Try to find a 'no cure, no pay' one, the have the most interest in trying to recover files.
Mind you, for them, getting one bit of data off the drive, is called 'recovered'.

Normally they charge according to the drive capacity, even is you only have less than a quart on the 1TB, they still calculate on 1TB.

If you are in a hurry, the tend to offer a fast recovery, within 24h, if needed, but this is more for the rich and famous, because cost goes up very fast, for shorter delay.
Of course, if it is the main business server hard drive, maybe it is the only option for staying in business

We opted for the 'non priority, we'll see' option.

my brother finally had to pay 650€ (870 USD), for recovering all his family pictures,

Apparently that's the price for 'emotional value'

Good luck.

Fonnie


----------



## FrugalRefiner (Aug 3, 2014)

Thanks for the continuing input. My drive (WD Caviar SE 200 GB) is the type described by Göran. It requires a chip from the old controller board to be swapped to a new board. There's a fellow in Canada who sells on FeePay who offers this service, but I'm very hesitant to send the original board off to Canada. If it should get lost somewhere in customs on the way there or back, I'll be in worse shape than when I started.

I'm not in a hurry, so I will be taking the slower, slightly less expensive route. Datacent offers the no recovery / no fee guarantee, but as Fonnie said, I'm sure they'll manage to recover _something_. I should be hearing something back from the others tomorrow.

It's good to know they base pricing on size. I guess, in this case, bigger is not better. It's only a 200 GB drive - small by today's standards. I'll hope it costs somewhere less than the $870 level, but I'd rather spend that if I have to than to spend the hundreds of hours it would take me to recreate some of the files. I'd much rather spend that time refining, and I can cover the cost in much less time.

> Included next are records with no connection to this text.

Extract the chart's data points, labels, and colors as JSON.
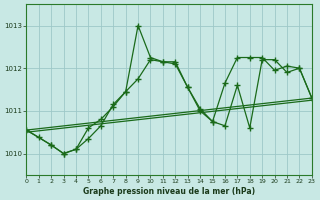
{
  "title": "Graphe pression niveau de la mer (hPa)",
  "bg_color": "#c8e8e4",
  "grid_color": "#9dc8c8",
  "line_color": "#1a6a1a",
  "xlim": [
    0,
    23
  ],
  "ylim": [
    1009.5,
    1013.5
  ],
  "yticks": [
    1010,
    1011,
    1012,
    1013
  ],
  "xticks": [
    0,
    1,
    2,
    3,
    4,
    5,
    6,
    7,
    8,
    9,
    10,
    11,
    12,
    13,
    14,
    15,
    16,
    17,
    18,
    19,
    20,
    21,
    22,
    23
  ],
  "trend0_x": [
    0,
    23
  ],
  "trend0_y": [
    1010.55,
    1011.3
  ],
  "trend1_x": [
    0,
    23
  ],
  "trend1_y": [
    1010.5,
    1011.25
  ],
  "main_x": [
    0,
    1,
    2,
    3,
    4,
    5,
    6,
    7,
    8,
    9,
    10,
    11,
    12,
    13,
    14,
    15,
    16,
    17,
    18,
    19,
    20,
    21,
    22,
    23
  ],
  "main_y": [
    1010.55,
    1010.38,
    1010.2,
    1010.0,
    1010.1,
    1010.6,
    1010.8,
    1011.1,
    1011.45,
    1013.0,
    1012.25,
    1012.15,
    1012.15,
    1011.55,
    1011.05,
    1010.75,
    1010.65,
    1011.6,
    1010.6,
    1012.2,
    1012.2,
    1011.9,
    1012.0,
    1011.3
  ],
  "line2_x": [
    0,
    2,
    3,
    4,
    5,
    6,
    7,
    8,
    9,
    10,
    11,
    12,
    13,
    14,
    15,
    16,
    17,
    18,
    19,
    20,
    21,
    22,
    23
  ],
  "line2_y": [
    1010.55,
    1010.2,
    1010.0,
    1010.1,
    1010.35,
    1010.65,
    1011.15,
    1011.45,
    1011.75,
    1012.2,
    1012.15,
    1012.1,
    1011.55,
    1011.0,
    1010.75,
    1011.65,
    1012.25,
    1012.25,
    1012.25,
    1011.95,
    1012.05,
    1012.0,
    1011.3
  ]
}
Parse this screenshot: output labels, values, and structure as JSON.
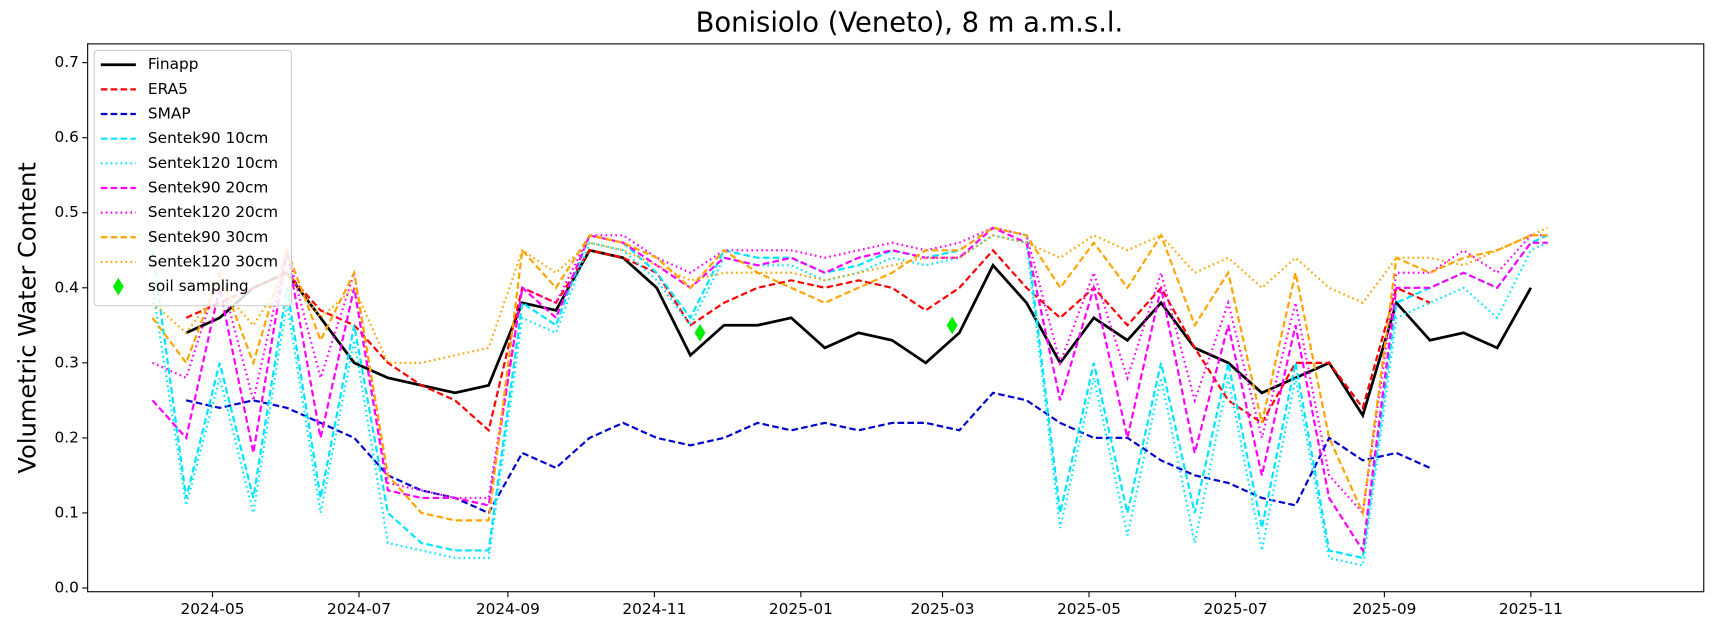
{
  "chart_data": {
    "type": "line",
    "title": "Bonisiolo (Veneto), 8 m a.m.s.l.",
    "y_label": "Volumetric Water Content",
    "xlim": [
      "2024-03-10",
      "2026-01-12"
    ],
    "xticks": [
      "2024-05",
      "2024-07",
      "2024-09",
      "2024-11",
      "2025-01",
      "2025-03",
      "2025-05",
      "2025-07",
      "2025-09",
      "2025-11"
    ],
    "ylim": [
      -0.005,
      0.725
    ],
    "yticks": [
      {
        "value": 0,
        "label": "0.0"
      },
      0.1,
      0.2,
      0.3,
      0.4,
      0.5,
      0.6,
      0.7
    ],
    "legend": "upper left",
    "grid": false,
    "x": [
      "2024-04-06",
      "2024-04-20",
      "2024-05-04",
      "2024-05-18",
      "2024-06-01",
      "2024-06-15",
      "2024-06-29",
      "2024-07-13",
      "2024-07-27",
      "2024-08-10",
      "2024-08-24",
      "2024-09-07",
      "2024-09-21",
      "2024-10-05",
      "2024-10-19",
      "2024-11-02",
      "2024-11-16",
      "2024-11-30",
      "2024-12-14",
      "2024-12-28",
      "2025-01-11",
      "2025-01-25",
      "2025-02-08",
      "2025-02-22",
      "2025-03-08",
      "2025-03-22",
      "2025-04-05",
      "2025-04-19",
      "2025-05-03",
      "2025-05-17",
      "2025-05-31",
      "2025-06-14",
      "2025-06-28",
      "2025-07-12",
      "2025-07-26",
      "2025-08-09",
      "2025-08-23",
      "2025-09-06",
      "2025-09-20",
      "2025-10-04",
      "2025-10-18",
      "2025-11-01",
      "2025-11-08"
    ],
    "series": [
      {
        "name": "Finapp",
        "color": "#000000",
        "style": "solid",
        "values": [
          null,
          0.34,
          0.36,
          0.4,
          0.42,
          0.36,
          0.3,
          0.28,
          0.27,
          0.26,
          0.27,
          0.38,
          0.37,
          0.45,
          0.44,
          0.4,
          0.31,
          0.35,
          0.35,
          0.36,
          0.32,
          0.34,
          0.33,
          0.3,
          0.34,
          0.43,
          0.38,
          0.3,
          0.36,
          0.33,
          0.38,
          0.32,
          0.3,
          0.26,
          0.28,
          0.3,
          0.23,
          0.38,
          0.33,
          0.34,
          0.32,
          0.4,
          null
        ]
      },
      {
        "name": "ERA5",
        "color": "#ff0000",
        "style": "dashed",
        "values": [
          null,
          0.36,
          0.38,
          0.4,
          0.42,
          0.37,
          0.35,
          0.3,
          0.27,
          0.25,
          0.21,
          0.4,
          0.38,
          0.45,
          0.44,
          0.42,
          0.35,
          0.38,
          0.4,
          0.41,
          0.4,
          0.41,
          0.4,
          0.37,
          0.4,
          0.45,
          0.4,
          0.36,
          0.4,
          0.35,
          0.4,
          0.32,
          0.25,
          0.22,
          0.3,
          0.3,
          0.24,
          0.4,
          0.38,
          null,
          null,
          null,
          null
        ]
      },
      {
        "name": "SMAP",
        "color": "#0000cc",
        "style": "dashed",
        "values": [
          null,
          0.25,
          0.24,
          0.25,
          0.24,
          0.22,
          0.2,
          0.15,
          0.13,
          0.12,
          0.1,
          0.18,
          0.16,
          0.2,
          0.22,
          0.2,
          0.19,
          0.2,
          0.22,
          0.21,
          0.22,
          0.21,
          0.22,
          0.22,
          0.21,
          0.26,
          0.25,
          0.22,
          0.2,
          0.2,
          0.17,
          0.15,
          0.14,
          0.12,
          0.11,
          0.2,
          0.17,
          0.18,
          0.16,
          null,
          null,
          null,
          null
        ]
      },
      {
        "name": "Sentek90 10cm",
        "color": "#00e5ff",
        "style": "dashed",
        "values": [
          0.45,
          0.12,
          0.3,
          0.12,
          0.4,
          0.12,
          0.35,
          0.1,
          0.06,
          0.05,
          0.05,
          0.38,
          0.35,
          0.47,
          0.46,
          0.42,
          0.36,
          0.45,
          0.44,
          0.44,
          0.42,
          0.43,
          0.45,
          0.44,
          0.45,
          0.48,
          0.47,
          0.1,
          0.3,
          0.1,
          0.3,
          0.1,
          0.3,
          0.08,
          0.3,
          0.05,
          0.04,
          0.38,
          0.4,
          0.42,
          0.4,
          0.46,
          0.47
        ]
      },
      {
        "name": "Sentek120 10cm",
        "color": "#00e5ff",
        "style": "dotted",
        "values": [
          0.4,
          0.11,
          0.28,
          0.1,
          0.38,
          0.1,
          0.33,
          0.06,
          0.05,
          0.04,
          0.04,
          0.36,
          0.34,
          0.46,
          0.45,
          0.41,
          0.35,
          0.44,
          0.43,
          0.43,
          0.41,
          0.42,
          0.44,
          0.43,
          0.44,
          0.47,
          0.46,
          0.08,
          0.28,
          0.07,
          0.28,
          0.06,
          0.28,
          0.05,
          0.28,
          0.04,
          0.03,
          0.36,
          0.38,
          0.4,
          0.36,
          0.45,
          0.46
        ]
      },
      {
        "name": "Sentek90 20cm",
        "color": "#ff00ff",
        "style": "dashed",
        "values": [
          0.25,
          0.2,
          0.4,
          0.18,
          0.45,
          0.2,
          0.4,
          0.13,
          0.12,
          0.12,
          0.11,
          0.4,
          0.36,
          0.47,
          0.46,
          0.43,
          0.4,
          0.44,
          0.43,
          0.44,
          0.42,
          0.44,
          0.45,
          0.44,
          0.44,
          0.48,
          0.46,
          0.25,
          0.4,
          0.2,
          0.4,
          0.18,
          0.35,
          0.15,
          0.35,
          0.12,
          0.05,
          0.4,
          0.4,
          0.42,
          0.4,
          0.46,
          0.46
        ]
      },
      {
        "name": "Sentek120 20cm",
        "color": "#ff00ff",
        "style": "dotted",
        "values": [
          0.3,
          0.28,
          0.42,
          0.25,
          0.45,
          0.28,
          0.42,
          0.14,
          0.13,
          0.12,
          0.12,
          0.4,
          0.38,
          0.47,
          0.47,
          0.44,
          0.42,
          0.45,
          0.45,
          0.45,
          0.44,
          0.45,
          0.46,
          0.45,
          0.46,
          0.48,
          0.47,
          0.3,
          0.42,
          0.28,
          0.42,
          0.25,
          0.38,
          0.2,
          0.38,
          0.15,
          0.1,
          0.42,
          0.42,
          0.45,
          0.42,
          0.47,
          0.47
        ]
      },
      {
        "name": "Sentek90 30cm",
        "color": "#ffa500",
        "style": "dashed",
        "values": [
          0.36,
          0.3,
          0.42,
          0.3,
          0.45,
          0.33,
          0.42,
          0.15,
          0.1,
          0.09,
          0.09,
          0.45,
          0.4,
          0.47,
          0.46,
          0.44,
          0.4,
          0.45,
          0.42,
          0.4,
          0.38,
          0.4,
          0.42,
          0.45,
          0.45,
          0.48,
          0.47,
          0.4,
          0.46,
          0.4,
          0.47,
          0.35,
          0.42,
          0.22,
          0.42,
          0.2,
          0.1,
          0.44,
          0.42,
          0.44,
          0.45,
          0.47,
          0.47
        ]
      },
      {
        "name": "Sentek120 30cm",
        "color": "#ffa500",
        "style": "dotted",
        "values": [
          0.38,
          0.34,
          0.4,
          0.35,
          0.42,
          0.36,
          0.4,
          0.3,
          0.3,
          0.31,
          0.32,
          0.45,
          0.42,
          0.46,
          0.45,
          0.43,
          0.41,
          0.42,
          0.42,
          0.42,
          0.41,
          0.42,
          0.43,
          0.44,
          0.44,
          0.47,
          0.46,
          0.44,
          0.47,
          0.45,
          0.47,
          0.42,
          0.44,
          0.4,
          0.44,
          0.4,
          0.38,
          0.44,
          0.44,
          0.43,
          0.45,
          0.47,
          0.48
        ]
      },
      {
        "name": "soil sampling",
        "color": "#00ee00",
        "style": "diamond",
        "x": [
          "2024-11-20",
          "2025-03-05"
        ],
        "values": [
          0.34,
          0.35
        ]
      }
    ]
  }
}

The lesson here is clear. Back up your files folks. Since I don't use the desktop machine much, and the failed drive only held user files (no Operating System), I didn't anticipate a problem and I got lax in my backups. Don't make the same mistake I did. It's Sunday. Everyone take some time today to back up your important files.

Dave


----------



## fonnie (Aug 3, 2014)

It is good to understand the definition of a backup:

transferring files to another harddrive, and then deleting the original files, to create extra space on your data-disk, is not a real backup.

Backing up is creating extra copies, in case of.

My brother backed up to the external drive, but deleted the originals from his main drive. Hence.... no more photo's when that drive crashed.

just a thought, and a friendly warning.

best regards.

Fonnie


----------



## rickbb (Aug 3, 2014)

FrugalRefiner said:


> Thanks Rick. I didn't see your post until I replied to Mac. I've gotten the same impression about the click click. Are you able to share the cost you've incurred on the drives you've had repaired. I know they're all different, but a real world experience would be nice.
> 
> Dave



The charges ranged from nothing for not being able to recover anything, (due to the ex-employee doing a mil spec wipe after he was terminated before he shipped the laptop back), all the way up to $1,250 for about 40 gig of must have data on an accounting PC. The typical charges have been in the $500 to $800 range for the typical 20 gig or so from a failed drive doing the clicking thing you have.

The $1,250 charge included a USB external drive with the data on it, it needed to be a secure and certified copy. Usually they can put the data on a FTP site and let you download it, if you have a high speed connection and don't mind the time it takes.

Rick


----------



## Palladium (Aug 3, 2014)

I wouldn't use that company Lois Lerner used. :shock:


----------